60 Years. 60 Works. Edition Block 1966–2026

29.4. – 30.8.2026

Edition Block
Prager Straße 5
10779 Berlin

b/w photo showing a young René Block in the snow in front of the entrance to his gallery. He is leaning forward and pushing the Sledge by Joseph Beuys towards the camera.

    SUMMER BREAK:
    July 15 – August 14: visits by appointment only

    Sixty years are hard to put into words. Sixty works are easier.
    Since 1966, Edition Block has stood for a practice in which editions were never mere reproductions, but rather autonomous artistic creations. What emerges here is not a “second-rate” work of art, but a different one, at times more defiant.
    The early years coincide with a moment when the very notion of the artwork begins to shift. Fluxus, Conceptual Art, and politically motivated works seek forms that can be disseminated, that circulate, provoke, and have an impact beyond the art world. In this context, the edition becomes the ideal medium, not as a compromise, but as a strategy to make art accessible to a wider audience.
    This approach continues to shape the work and commitment of Edition Block to this day. The edition is not a closed chapter, but an active player. Accordingly, the anniversary exhibition brings together alongside now-historic works by Joseph Beuys, KP Brehmer, K.H. Hödicke, Sigmar Polke, Gerhard Richter, Wolf Vostell (among others), also recent productions by Ayşe Erkmen, Mona Hatoum, Ceal Floyer, Alicja Kwade, Rosa Barba, Mariana Vassileva, and Mehtap Baydu (among others).
    Over the decades, a wide range of formal and material expressions has emerged: prints, objects, artist’s books, records, and everything in between.
    Sixty works, then, less a gesture of celebration than a state of work. After all, the question of what constitutes a work of art, how it circulates, and whom it reaches remains unresolved.
    Fortunately.

    To past exhibitions

    Current Exhibition
    at KIF

    Dorothee Diebold
    When a whole group is coming too late

    26.6. – 30.8.2026

    KIF – Kunst im Fenster
    Schaperstraße 11
    10719 Berlin

    Multi-part sculptural installation by Dorothee Diebold with light, organically shaped objects and grey tonal variations, arranged loosely on a pale floor in front of a white wall.

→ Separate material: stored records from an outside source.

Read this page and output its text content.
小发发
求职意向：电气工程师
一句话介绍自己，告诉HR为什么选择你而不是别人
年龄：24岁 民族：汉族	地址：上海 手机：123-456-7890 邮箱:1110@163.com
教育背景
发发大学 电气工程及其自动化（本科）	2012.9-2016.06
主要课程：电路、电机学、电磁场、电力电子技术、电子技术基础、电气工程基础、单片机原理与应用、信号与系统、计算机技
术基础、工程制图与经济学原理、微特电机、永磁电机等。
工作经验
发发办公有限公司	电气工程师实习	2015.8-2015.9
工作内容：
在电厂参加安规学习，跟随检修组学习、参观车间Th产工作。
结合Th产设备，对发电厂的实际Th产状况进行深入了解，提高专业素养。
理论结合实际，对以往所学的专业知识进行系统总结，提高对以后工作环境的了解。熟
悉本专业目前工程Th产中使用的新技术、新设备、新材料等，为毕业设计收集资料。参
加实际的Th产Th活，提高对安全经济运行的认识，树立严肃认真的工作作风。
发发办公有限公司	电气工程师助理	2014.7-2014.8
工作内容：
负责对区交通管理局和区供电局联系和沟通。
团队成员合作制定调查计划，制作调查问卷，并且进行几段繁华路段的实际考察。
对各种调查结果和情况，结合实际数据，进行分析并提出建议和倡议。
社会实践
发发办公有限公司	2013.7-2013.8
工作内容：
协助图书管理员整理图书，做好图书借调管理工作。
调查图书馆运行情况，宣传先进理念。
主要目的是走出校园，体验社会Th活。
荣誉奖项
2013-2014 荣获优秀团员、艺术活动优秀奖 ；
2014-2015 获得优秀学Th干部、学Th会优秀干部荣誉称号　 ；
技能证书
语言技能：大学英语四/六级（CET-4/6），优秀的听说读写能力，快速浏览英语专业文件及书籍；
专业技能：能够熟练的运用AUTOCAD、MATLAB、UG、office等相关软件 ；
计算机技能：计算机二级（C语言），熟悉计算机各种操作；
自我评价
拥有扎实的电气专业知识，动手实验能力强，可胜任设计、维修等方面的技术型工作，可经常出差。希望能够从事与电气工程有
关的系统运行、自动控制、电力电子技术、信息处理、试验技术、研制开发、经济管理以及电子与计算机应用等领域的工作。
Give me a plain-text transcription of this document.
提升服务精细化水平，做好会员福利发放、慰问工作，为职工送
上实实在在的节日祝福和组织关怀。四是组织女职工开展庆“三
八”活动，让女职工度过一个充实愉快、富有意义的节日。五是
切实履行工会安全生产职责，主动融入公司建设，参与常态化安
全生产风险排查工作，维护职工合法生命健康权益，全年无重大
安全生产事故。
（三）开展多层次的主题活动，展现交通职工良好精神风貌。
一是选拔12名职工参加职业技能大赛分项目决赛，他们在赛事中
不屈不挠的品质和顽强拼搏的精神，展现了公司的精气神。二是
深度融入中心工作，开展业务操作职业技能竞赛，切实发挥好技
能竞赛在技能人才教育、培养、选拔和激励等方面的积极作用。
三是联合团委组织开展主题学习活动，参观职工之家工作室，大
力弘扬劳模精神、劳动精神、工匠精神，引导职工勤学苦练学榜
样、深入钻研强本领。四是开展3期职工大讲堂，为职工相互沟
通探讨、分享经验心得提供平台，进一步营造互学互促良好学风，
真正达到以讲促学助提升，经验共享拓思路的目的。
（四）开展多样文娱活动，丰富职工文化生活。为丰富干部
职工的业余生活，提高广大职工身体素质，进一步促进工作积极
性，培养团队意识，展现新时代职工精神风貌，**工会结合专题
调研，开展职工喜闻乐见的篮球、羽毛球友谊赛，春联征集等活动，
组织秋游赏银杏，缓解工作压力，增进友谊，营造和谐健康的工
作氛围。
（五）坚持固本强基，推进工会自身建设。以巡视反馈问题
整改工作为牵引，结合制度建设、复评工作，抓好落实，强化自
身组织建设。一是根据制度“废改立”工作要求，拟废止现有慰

      “It is precisely in the realm of incomprehension, in the face of impossibility, that a vibrant moment emerges, tearing holes in the conventional narrative structure and opening itself up to a different sensibility.” Dorothee Diebold

      At KIFKUNST IM FENSTER, Dorothee Diebold presents a small group of light-colored, organic painting objects from her series Projection. The works are part of Diebold’s biomorphic painting, which emerged from the panel painting and simultaneously leads away from it. Forms detach from the surface, take on a physical presence and step into the space. At the same time, they remain paintings and reveal what is otherwise hidden: the back of the canvas. Her works operate in the in-between – where painting transitions into sculpture and sculpture opens up to painting. The ambiguity of their appearance creates a moment in which uncertainty itself becomes the subject.
      The title When a whole group is coming too late refers to a shift in the usual sequence of events. The work can be read as a poetic digression. At the same time, it refers to the projection of the exhibition visitors themselves and captures a moment in which something surprises through deviation, comedy, and duplication, falling outside the intended framework.
      Dorothee Diebold, born in 1988 in Offenbach am Main, lives and works in Berlin. She studied at the Offenbach University of Art and Design, the Bezalel Academy of Arts and Design in Jerusalem, and the University of Fine Arts Hamburg. Her works have been exhibited at venues including Haus am Lützowplatz in Berlin, the Städtische Galerie Nordhorn, and Kunsthal 44Møen in Denmark.